Probabilistic Reasoning and Learning with Symbolic Knowledge



Research Abstract:

To effectively and reliably deploy AI systems in real-world scenarios, it is crucial for the models to seamlessly integrate domain-specific knowledge—a capability that remains elusive for most contemporary machine learning methodologies. My research goal is to power the next-generation machine learning models by integrating symbolic knowledge, which lies at the intersection of AI and formal methods. My methodology is to represent the knowledge in the form of constraints and systematically incorporate diverse forms of constraints into probabilistic reasoning and learning processes, by addressing two fundamental challenges faced by the current research: 1) the non-differentiability of constraints due to their combinatorial nature prevents the integration into the gradient-based training; 2) the intractability of constraint probability poses computational challenges to the inference process. I have developed general-purpose algorithms for end-to-end training under constraints by leveraging constraint probabilities and deployed them to scientific applications.
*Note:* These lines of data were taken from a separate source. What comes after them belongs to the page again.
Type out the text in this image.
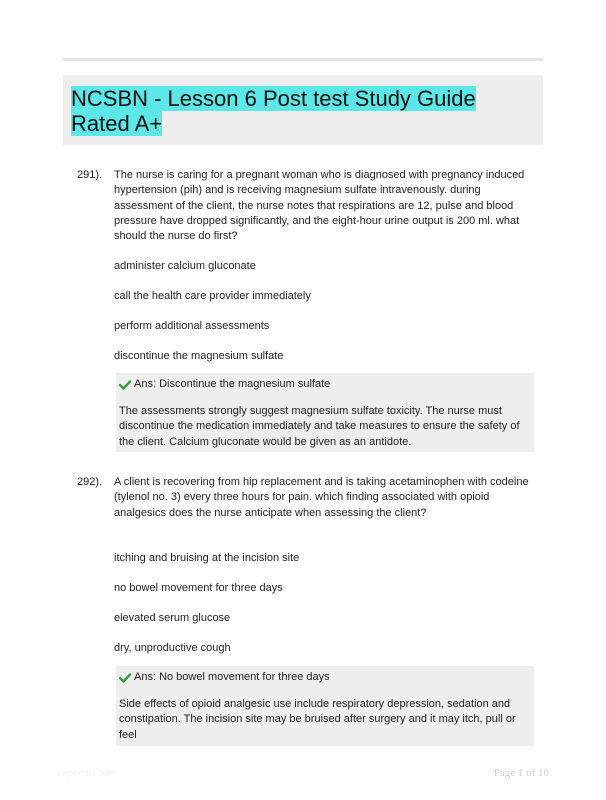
NCSBN - Lesson 6 Post test Study Guide Rated A+
291). The nurse is caring for a pregnant woman who is diagnosed with pregnancy induced hypertension (pih) and is receiving magnesium sulfate intravenously. during assessment of the client, the nurse notes that respirations are 12, pulse and blood pressure have dropped significantly, and the eight-hour urine output is 200 ml. what should the nurse do first?
administer calcium gluconate
call the health care provider immediately
perform additional assessments
discontinue the magnesium sulfate
Ans: Discontinue the magnesium sulfate
The assessments strongly suggest magnesium sulfate toxicity. The nurse must discontinue the medication immediately and take measures to ensure the safety of the client. Calcium gluconate would be given as an antidote.
292). A client is recovering from hip replacement and is taking acetaminophen with codeine (tylenol no. 3) every three hours for pain. which finding associated with opioid analgesics does the nurse anticipate when assessing the client?
itching and bruising at the incision site
no bowel movement for three days
elevated serum glucose
dry, unproductive cough
Ans: No bowel movement for three days
Side effects of opioid analgesic use include respiratory depression, sedation and constipation. The incision site may be bruised after surgery and it may itch, pull or feel
Paperhttc.com	Page 1 of 10
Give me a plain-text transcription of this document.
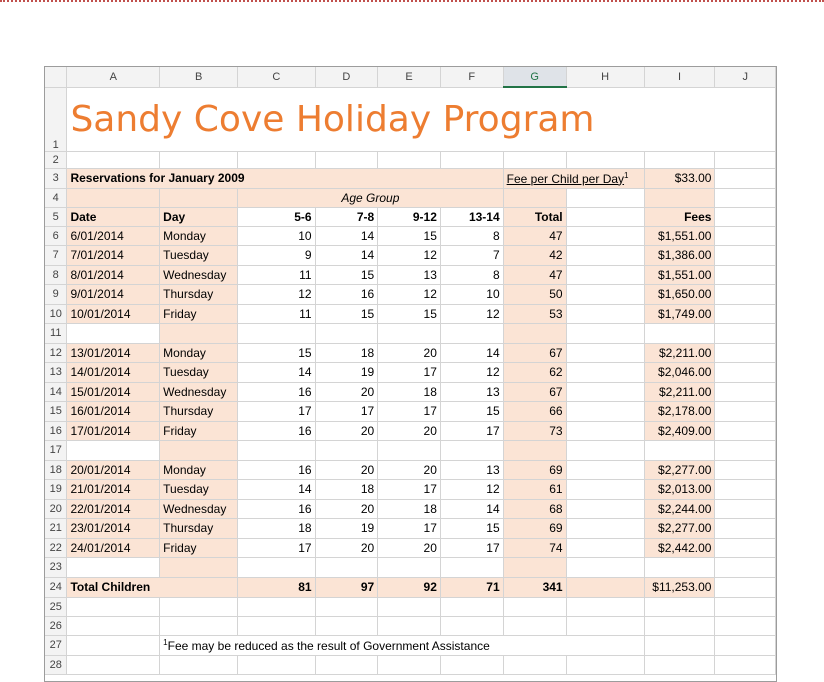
	A	B	C	D	E	F	G	H	I	J
1	Sandy Cove Holiday Program									
2										
3	Reservations for January 2009						Fee per Child per Day$^1$		$33.00	
4			Age Group							
5	Date	Day	5-6	7-8	9-12	13-14	Total		Fees	
6	6/01/2014	Monday	10	14	15	8	47		$1,551.00	
7	7/01/2014	Tuesday	9	14	12	7	42		$1,386.00	
8	8/01/2014	Wednesday	11	15	13	8	47		$1,551.00	
9	9/01/2014	Thursday	12	16	12	10	50		$1,650.00	
10	10/01/2014	Friday	11	15	15	12	53		$1,749.00	
11										
12	13/01/2014	Monday	15	18	20	14	67		$2,211.00	
13	14/01/2014	Tuesday	14	19	17	12	62		$2,046.00	
14	15/01/2014	Wednesday	16	20	18	13	67		$2,211.00	
15	16/01/2014	Thursday	17	17	17	15	66		$2,178.00	
16	17/01/2014	Friday	16	20	20	17	73		$2,409.00	
17										
18	20/01/2014	Monday	16	20	20	13	69		$2,277.00	
19	21/01/2014	Tuesday	14	18	17	12	61		$2,013.00	
20	22/01/2014	Wednesday	16	20	18	14	68		$2,244.00	
21	23/01/2014	Thursday	18	19	17	15	69		$2,277.00	
22	24/01/2014	Friday	17	20	20	17	74		$2,442.00	
23										
24	Total Children		81	97	92	71	341		$11,253.00	
25										
26										
27		$^1$Fee may be reduced as the result of Government Assistance								
28										
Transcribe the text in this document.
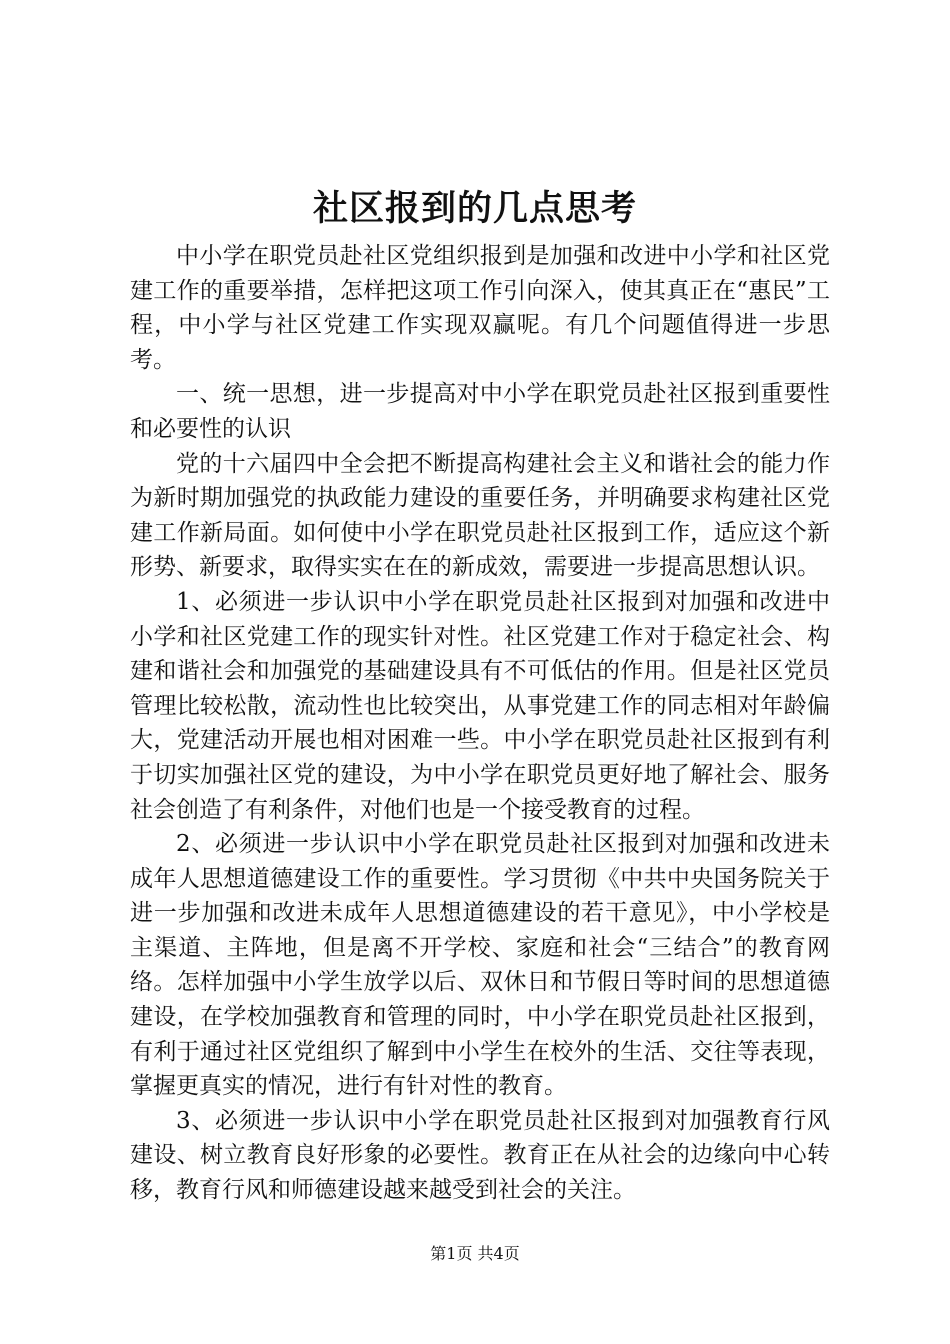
社区报到的几点思考

中小学在职党员赴社区党组织报到是加强和改进中小学和社区党建工作的重要举措，怎样把这项工作引向深入，使其真正在“惠民”工程，中小学与社区党建工作实现双赢呢。有几个问题值得进一步思考。

一、统一思想，进一步提高对中小学在职党员赴社区报到重要性和必要性的认识

党的十六届四中全会把不断提高构建社会主义和谐社会的能力作为新时期加强党的执政能力建设的重要任务，并明确要求构建社区党建工作新局面。如何使中小学在职党员赴社区报到工作，适应这个新形势、新要求，取得实实在在的新成效，需要进一步提高思想认识。

1、必须进一步认识中小学在职党员赴社区报到对加强和改进中小学和社区党建工作的现实针对性。社区党建工作对于稳定社会、构建和谐社会和加强党的基础建设具有不可低估的作用。但是社区党员管理比较松散，流动性也比较突出，从事党建工作的同志相对年龄偏大，党建活动开展也相对困难一些。中小学在职党员赴社区报到有利于切实加强社区党的建设，为中小学在职党员更好地了解社会、服务社会创造了有利条件，对他们也是一个接受教育的过程。

2、必须进一步认识中小学在职党员赴社区报到对加强和改进未成年人思想道德建设工作的重要性。学习贯彻《中共中央国务院关于进一步加强和改进未成年人思想道德建设的若干意见》，中小学校是主渠道、主阵地，但是离不开学校、家庭和社会“三结合”的教育网络。怎样加强中小学生放学以后、双休日和节假日等时间的思想道德建设，在学校加强教育和管理的同时，中小学在职党员赴社区报到，有利于通过社区党组织了解到中小学生在校外的生活、交往等表现，掌握更真实的情况，进行有针对性的教育。

3、必须进一步认识中小学在职党员赴社区报到对加强教育行风建设、树立教育良好形象的必要性。教育正在从社会的边缘向中心转移，教育行风和师德建设越来越受到社会的关注。

第1页 共4页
Further, my research has studied the theoretical foundations for tractable reasoning and pioneered a framework called weighted model integration that supports advanced reasoning under expressive constraints. My future research aims to enable the injection of knowledge into machine learning models and conversely, the extraction of knowledge from data by models, through rigorous mathematical study and fundamental improvements to inference and learning, and to broaden their impacts for scientific discoveries.

Bio:

Zhe Zeng is a final-year CS Ph.D. student at the University of California, Los Angeles. She is advised by Professor Guy Van den Broeck. Her research interest lies in Artificial Intelligence and machine learning in general, with a special focus on probabilistic machine learning and neuro-symbolic AI. Her research investigates how to enable machine learning models to incorporate symbolic knowledge into probabilistic reasoning and learning in a principled way. She received an Amazon Doctoral Student Fellowship in 2022 and an NEC Doctoral Student Fellowship in 2021. Previously, she interned at IBM Research Center and Yahoo! Research.